Wanting more intimacy beyond foreplay or sex is not a strange desire especially when that’s all you’re getting – sex. Most of the men i’ve been with made me feel abnormal and excessive for my desire to do more things besides fuck in order to connect with them. Fucking was always a part of ‘we’. A part of what we were. Granted, I enjoyed it at times. I actually came to expect it which eventually became an issue because that’s all i wanted it from him. He’d get angry that I’d get angry when he wouldn’t give me dick, but that was my only way to be intimate with him. And he didn’t even know it. Or maybe he did, and just didn’t know what that meant to either of us.
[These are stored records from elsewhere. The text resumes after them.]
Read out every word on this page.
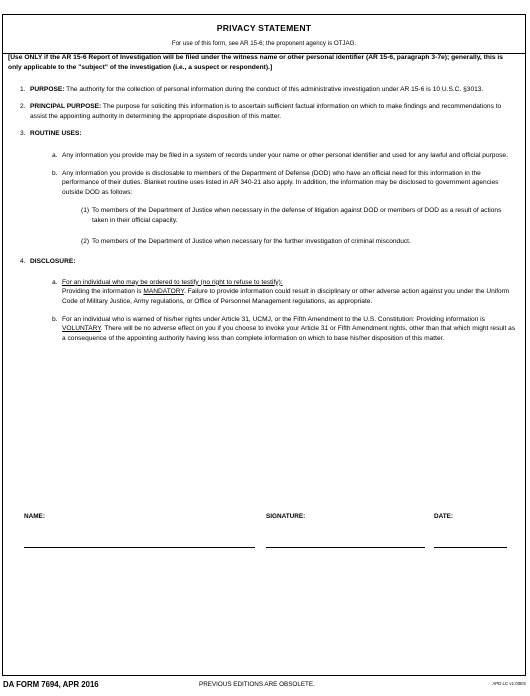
PRIVACY STATEMENT
For use of this form, see AR 15-6; the proponent agency is OTJAG.
[Use ONLY if the AR 15-6 Report of Investigation will be filed under the witness name or other personal identifier (AR 15-6, paragraph 3-7e); generally, this is only applicable to the "subject" of the investigation (i.e., a suspect or respondent).]
1. PURPOSE: The authority for the collection of personal information during the conduct of this administrative investigation under AR 15-6 is 10 U.S.C. §3013.
2. PRINCIPAL PURPOSE: The purpose for soliciting this information is to ascertain sufficient factual information on which to make findings and recommendations to assist the appointing authority in determining the appropriate disposition of this matter.
3. ROUTINE USES:
a. Any information you provide may be filed in a system of records under your name or other personal identifier and used for any lawful and official purpose.
b. Any information you provide is disclosable to members of the Department of Defense (DOD) who have an official need for this information in the performance of their duties. Blanket routine uses listed in AR 340-21 also apply. In addition, the information may be disclosed to government agencies outside DOD as follows:
(1) To members of the Department of Justice when necessary in the defense of litigation against DOD or members of DOD as a result of actions taken in their official capacity.
(2) To members of the Department of Justice when necessary for the further investigation of criminal misconduct.
4. DISCLOSURE:
a. For an individual who may be ordered to testify (no right to refuse to testify):
Providing the information is MANDATORY. Failure to provide information could result in disciplinary or other adverse action against you under the Uniform Code of Military Justice, Army regulations, or Office of Personnel Management regulations, as appropriate.
b. For an individual who is warned of his/her rights under Article 31, UCMJ, or the Fifth Amendment to the U.S. Constitution: Providing information is VOLUNTARY. There will be no adverse effect on you if you choose to invoke your Article 31 or Fifth Amendment rights, other than that which might result as a consequence of the appointing authority having less than complete information on which to base his/her disposition of this matter.
NAME:	SIGNATURE:	DATE:
DA FORM 7694, APR 2016	PREVIOUS EDITIONS ARE OBSOLETE.	APD LC v1.00ES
Two weeks ago my ex boyfriend told me he didn’t want to fuck me anymore. In so many words.
I said “do you wanna fuck me or not?” after a normal routine curse out and he said “i’m good.”
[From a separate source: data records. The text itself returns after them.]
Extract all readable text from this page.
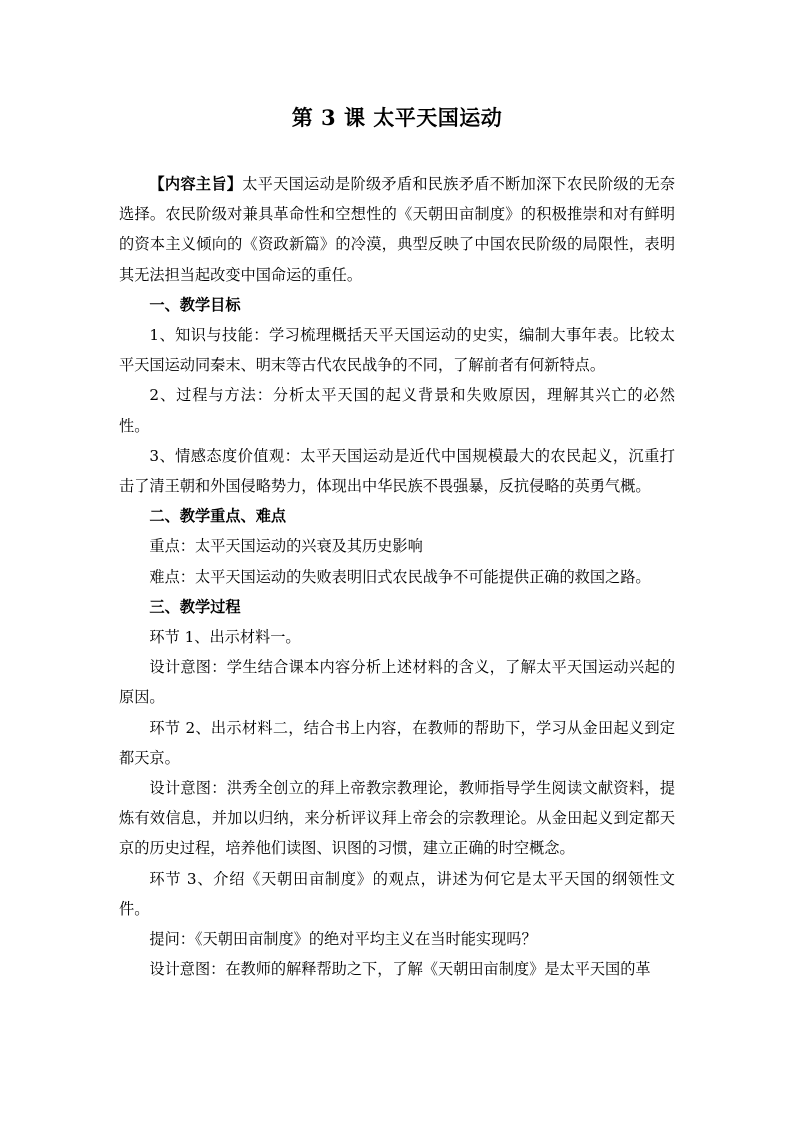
第 3 课 太平天国运动

【内容主旨】太平天国运动是阶级矛盾和民族矛盾不断加深下农民阶级的无奈选择。农民阶级对兼具革命性和空想性的《天朝田亩制度》的积极推崇和对有鲜明的资本主义倾向的《资政新篇》的冷漠，典型反映了中国农民阶级的局限性，表明其无法担当起改变中国命运的重任。

一、教学目标

1、知识与技能：学习梳理概括天平天国运动的史实，编制大事年表。比较太平天国运动同秦末、明末等古代农民战争的不同，了解前者有何新特点。

2、过程与方法：分析太平天国的起义背景和失败原因，理解其兴亡的必然性。

3、情感态度价值观：太平天国运动是近代中国规模最大的农民起义，沉重打击了清王朝和外国侵略势力，体现出中华民族不畏强暴，反抗侵略的英勇气概。

二、教学重点、难点

重点：太平天国运动的兴衰及其历史影响

难点：太平天国运动的失败表明旧式农民战争不可能提供正确的救国之路。

三、教学过程

环节 1、出示材料一。

设计意图：学生结合课本内容分析上述材料的含义，了解太平天国运动兴起的原因。

环节 2、出示材料二，结合书上内容，在教师的帮助下，学习从金田起义到定都天京。

设计意图：洪秀全创立的拜上帝教宗教理论，教师指导学生阅读文献资料，提炼有效信息，并加以归纳，来分析评议拜上帝会的宗教理论。从金田起义到定都天京的历史过程，培养他们读图、识图的习惯，建立正确的时空概念。

环节 3、介绍《天朝田亩制度》的观点，讲述为何它是太平天国的纲领性文件。

提问：《天朝田亩制度》的绝对平均主义在当时能实现吗？

设计意图：在教师的解释帮助之下，了解《天朝田亩制度》是太平天国的革
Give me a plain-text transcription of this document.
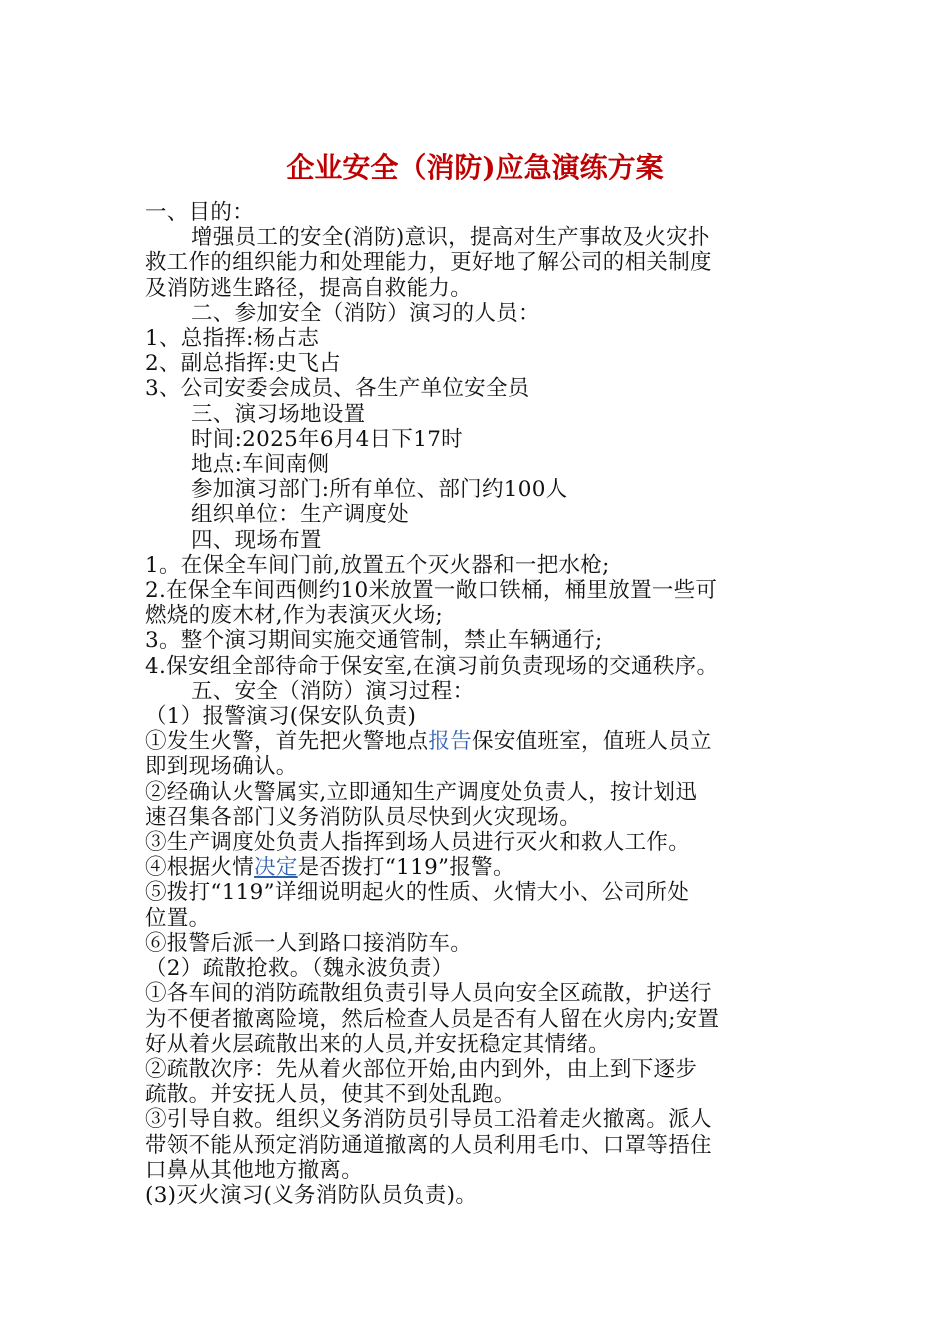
企业安全（消防)应急演练方案
一、目的：
增强员工的安全(消防)意识，提高对生产事故及火灾扑
救工作的组织能力和处理能力，更好地了解公司的相关制度
及消防逃生路径，提高自救能力。
二、参加安全（消防）演习的人员：
1、总指挥:杨占志
2、副总指挥:史飞占
3、公司安委会成员、各生产单位安全员
三、演习场地设置
时间:2025年6月4日下17时
地点:车间南侧
参加演习部门:所有单位、部门约100人
组织单位：生产调度处
四、现场布置
1。在保全车间门前,放置五个灭火器和一把水枪;
2.在保全车间西侧约10米放置一敞口铁桶，桶里放置一些可
燃烧的废木材,作为表演灭火场;
3。整个演习期间实施交通管制，禁止车辆通行;
4.保安组全部待命于保安室,在演习前负责现场的交通秩序。
五、安全（消防）演习过程：
（1）报警演习(保安队负责)
①发生火警，首先把火警地点报告保安值班室，值班人员立
即到现场确认。
②经确认火警属实,立即通知生产调度处负责人，按计划迅
速召集各部门义务消防队员尽快到火灾现场。
③生产调度处负责人指挥到场人员进行灭火和救人工作。
④根据火情决定是否拨打“119”报警。
⑤拨打“119”详细说明起火的性质、火情大小、公司所处
位置。
⑥报警后派一人到路口接消防车。
（2）疏散抢救。（魏永波负责）
①各车间的消防疏散组负责引导人员向安全区疏散，护送行
为不便者撤离险境，然后检查人员是否有人留在火房内;安置
好从着火层疏散出来的人员,并安抚稳定其情绪。
②疏散次序：先从着火部位开始,由内到外，由上到下逐步
疏散。并安抚人员，使其不到处乱跑。
③引导自救。组织义务消防员引导员工沿着走火撤离。派人
带领不能从预定消防通道撤离的人员利用毛巾、口罩等捂住
口鼻从其他地方撤离。
(3)灭火演习(义务消防队员负责)。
and I said nothing. I’ll remember reading and re reading that text for a very long time. I believe there was one one other time I didn’t respond to something he said. I guess there’s a first time for everything. it hurt. It felt unexpected but in retrospect I don’t know why I was the least bit shocked.
It maybe because he finally became fed up with me.
It may mean he never actually gave a fuck about me beyond fucking me when it was convenient.
It may be because I gave his number to multiple strangers on the internet and told them to call me and send dick pics.
It could be a number of things and a mix of things but most likely a mix of things. I do wonder if he’ll ever talk to me and I wonder if he’s waiting for the last thought of me to float out of his brain.